Tip: Include only one Q code line per claim.
The month after Medicare started requiring home health agencies to use site of service codes on their final claims, many agencies hadn’t mastered the new requirement.
So says HHH Medicare Administrative Contractor CGS in a message to providers. August 2013 claim submission error data indicated "a high volume of claims going to the Return to Provider (RTP) status/location (T B9997) for reason code 31790," CGS explains. "This reason code indicates the home health claim does not include the HCPCS code Q5001, Q5002, or Q5009."

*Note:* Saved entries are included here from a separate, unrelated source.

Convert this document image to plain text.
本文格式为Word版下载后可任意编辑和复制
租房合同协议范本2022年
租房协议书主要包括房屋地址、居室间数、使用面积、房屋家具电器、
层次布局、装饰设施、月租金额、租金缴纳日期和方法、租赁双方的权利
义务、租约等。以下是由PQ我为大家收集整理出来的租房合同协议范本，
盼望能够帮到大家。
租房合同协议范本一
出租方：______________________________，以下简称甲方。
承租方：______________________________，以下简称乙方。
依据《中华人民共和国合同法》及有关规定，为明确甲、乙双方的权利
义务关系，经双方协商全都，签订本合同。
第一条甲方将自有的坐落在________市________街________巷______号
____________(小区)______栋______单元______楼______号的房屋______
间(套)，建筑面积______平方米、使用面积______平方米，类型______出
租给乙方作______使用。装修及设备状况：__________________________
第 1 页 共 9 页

Reminder: Starting in July, HHAs had to start using Q5001 (Hospice or home health care provided in patient’s home/residence); Q5002 (…in assisted living facility); or Q5009 (…in place not otherwise specified) to indicate where they furnish services (see Eli’s HCW, Vol. XXII, No. 13). "The location where services were provided should be reported along with the first billable visit in a HH PPS episode," the Centers for Medicare & Medi-caid Services instructed in revised MLN Matters article MM8136. "In addition to reporting a service line according to current instructions, HHAs must report an additional line item with the same revenue code and date of service, reporting one of the three Q codes … one unit, and a nominal charge."
And, "if the location where services were provided changes during the episode, the new location should be reported with an additional line corresponding to the first visit provided in the new location," CMS continues in the MLN Matters article.
Important: CGS offers tips to avoid the returned claims. "Report the HCPCS code only once on a claim unless the location changes," the MAC says. It should be a separate line item.
When the location does change, "report a new line item with the appropriate HCPCS code along with the 1st visit provided in the new location," the MAC instructs.